Futurista por aptidão, as músicas de seu novo álbum,
Flash Mob (2009), se desenvolvem sobre dois elementos - ritmo e melancolia. Não há paisagens solares nem baladas preguiçosas. Trechos orgânicos também são raros, e encontrados nos arpejos esparsos de faixas como "See the Sea (Red)". De alguma maneira, conseguimos ouvir a força criativa de Vitalic, embrulhada entre sintetizadores e batidas eletrônicas.
No conjunto, há poucos motivos para sorrir. O que torna essas composições algo além de puro pessimismo futurepop (de grupos como o alemão VNV Nation) é sua capacidade de estimular nossa adrenalina. Mesmo brotando do cinza, a energia de "Terminateur Benelux" - com sua linha de baixo áspera, sinetas convulsivas e teclados escorregadios - seria capaz de acender uma lâmpada elétrica.

Quem já conhece o som do produtor vai encontrar semelhanças entre essas faixas e sucessos antigos. "Flash Mob" lembra "La Rock 01" (de sua estreia,
OK Cowboy, de 2005) pela aceleração constante. A velocidade dos teclados desenha um crescendo interminável que deve criar novos momentos esfuziantes em pistas de dança. Uma cauda longa inversa do êxtase eletrônico que nem Chris Anderson poderia explicar.
É o mesmo tipo de som urbano que marca a obra de artistas como o inglês Surgeon. Vitalic se apropria de maneira inventiva do jogo entre luz e sombra criado pelos pioneiros de Detroit. Parece não haver emoções na massa metálica de "See the Sea (Blue)". Mas bastam alguns minutos (lá pelos 2'40") para que ela acelere e faça neurotransmissores inundarem nossas sinapses de sensações bem reais.
IMOBILIDADE CRIATIVA"One Above One" faz lembrar
Velocifero (2008), trabalho mais recente do grupo inglês Ladytron. Obra dos vocais femininos, cantados sobre um electro-pop de acento macabro. É uma das mais interessantes, e também mostra que a paleta de cores deste disco é limitada. Há um ar de comodismo no desenrolar das composições, e o álbum não respira novidades.

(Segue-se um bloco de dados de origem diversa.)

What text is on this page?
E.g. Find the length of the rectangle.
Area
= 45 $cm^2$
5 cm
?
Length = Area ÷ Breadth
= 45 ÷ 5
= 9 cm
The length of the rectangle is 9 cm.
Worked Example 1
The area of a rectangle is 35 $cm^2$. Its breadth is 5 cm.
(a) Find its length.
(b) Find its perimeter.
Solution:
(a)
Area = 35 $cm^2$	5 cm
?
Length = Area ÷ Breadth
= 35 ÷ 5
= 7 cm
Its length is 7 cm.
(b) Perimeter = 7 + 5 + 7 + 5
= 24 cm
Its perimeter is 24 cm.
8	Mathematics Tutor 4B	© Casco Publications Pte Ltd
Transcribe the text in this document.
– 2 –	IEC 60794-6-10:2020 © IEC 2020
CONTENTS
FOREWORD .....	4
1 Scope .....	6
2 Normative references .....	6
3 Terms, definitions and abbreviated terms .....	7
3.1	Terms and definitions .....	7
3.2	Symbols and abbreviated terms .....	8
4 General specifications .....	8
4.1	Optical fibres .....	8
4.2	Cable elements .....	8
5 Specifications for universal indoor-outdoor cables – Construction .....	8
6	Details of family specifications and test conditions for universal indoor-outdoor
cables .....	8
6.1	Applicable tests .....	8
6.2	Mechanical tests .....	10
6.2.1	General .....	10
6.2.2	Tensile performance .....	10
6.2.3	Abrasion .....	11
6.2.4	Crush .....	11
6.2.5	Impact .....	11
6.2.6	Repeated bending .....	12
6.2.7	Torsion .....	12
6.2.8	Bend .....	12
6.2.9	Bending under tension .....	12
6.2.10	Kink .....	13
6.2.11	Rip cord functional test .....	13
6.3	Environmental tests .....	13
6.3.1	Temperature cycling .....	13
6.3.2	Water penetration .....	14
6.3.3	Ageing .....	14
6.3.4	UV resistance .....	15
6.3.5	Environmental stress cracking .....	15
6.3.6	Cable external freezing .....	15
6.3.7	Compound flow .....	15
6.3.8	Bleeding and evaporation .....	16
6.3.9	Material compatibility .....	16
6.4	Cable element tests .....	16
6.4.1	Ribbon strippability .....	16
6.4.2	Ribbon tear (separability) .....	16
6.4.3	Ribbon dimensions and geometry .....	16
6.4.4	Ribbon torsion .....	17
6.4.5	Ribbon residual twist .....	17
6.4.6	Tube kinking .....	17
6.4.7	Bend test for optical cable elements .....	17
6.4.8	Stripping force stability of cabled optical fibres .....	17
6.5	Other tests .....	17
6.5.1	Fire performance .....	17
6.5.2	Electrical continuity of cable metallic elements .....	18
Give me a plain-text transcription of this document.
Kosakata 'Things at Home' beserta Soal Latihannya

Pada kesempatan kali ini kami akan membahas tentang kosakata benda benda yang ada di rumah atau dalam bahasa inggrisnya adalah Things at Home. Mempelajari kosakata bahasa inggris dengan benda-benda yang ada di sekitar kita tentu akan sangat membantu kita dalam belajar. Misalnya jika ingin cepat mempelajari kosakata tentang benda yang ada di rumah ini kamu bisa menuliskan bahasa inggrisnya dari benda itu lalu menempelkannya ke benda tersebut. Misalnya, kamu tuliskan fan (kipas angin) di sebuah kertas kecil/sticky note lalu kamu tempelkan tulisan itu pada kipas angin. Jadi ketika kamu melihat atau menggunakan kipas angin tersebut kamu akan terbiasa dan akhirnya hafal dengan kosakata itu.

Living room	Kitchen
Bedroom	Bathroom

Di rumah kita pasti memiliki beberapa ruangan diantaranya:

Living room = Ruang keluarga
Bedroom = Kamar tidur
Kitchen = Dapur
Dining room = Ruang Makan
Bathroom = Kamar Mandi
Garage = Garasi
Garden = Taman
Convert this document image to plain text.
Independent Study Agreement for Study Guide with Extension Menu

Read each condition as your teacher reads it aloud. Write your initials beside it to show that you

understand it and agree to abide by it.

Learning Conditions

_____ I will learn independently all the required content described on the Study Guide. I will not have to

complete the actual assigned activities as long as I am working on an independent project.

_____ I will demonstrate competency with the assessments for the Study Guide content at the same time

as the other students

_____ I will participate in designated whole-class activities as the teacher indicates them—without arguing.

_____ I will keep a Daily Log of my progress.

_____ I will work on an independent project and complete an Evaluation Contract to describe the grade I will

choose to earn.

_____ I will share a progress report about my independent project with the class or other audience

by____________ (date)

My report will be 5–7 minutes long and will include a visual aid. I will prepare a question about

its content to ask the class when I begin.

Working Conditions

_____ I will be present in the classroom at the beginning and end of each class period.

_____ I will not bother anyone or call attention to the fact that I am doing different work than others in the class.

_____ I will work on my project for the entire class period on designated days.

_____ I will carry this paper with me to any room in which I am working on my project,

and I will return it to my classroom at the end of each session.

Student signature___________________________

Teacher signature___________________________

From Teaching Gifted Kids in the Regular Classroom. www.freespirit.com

Ao repetir a estética de trabalhos anteriores,
Flash Mob entrega mais do mesmo. "Second Lives" e "Your Disco Song" são, no mínimo, esquecíveis. "Allan Dellon" agrada com sua melodia vagarosa, mas não demora a cair numa repetição tediosa. Também neste aspecto, o álbum é bem humano. Descreve com precisão nossa dificuldade (ora incapacidade) em superar áreas de conforto. Pois, ao contrário de suas músicas, Vitalic é feito de muito carbono.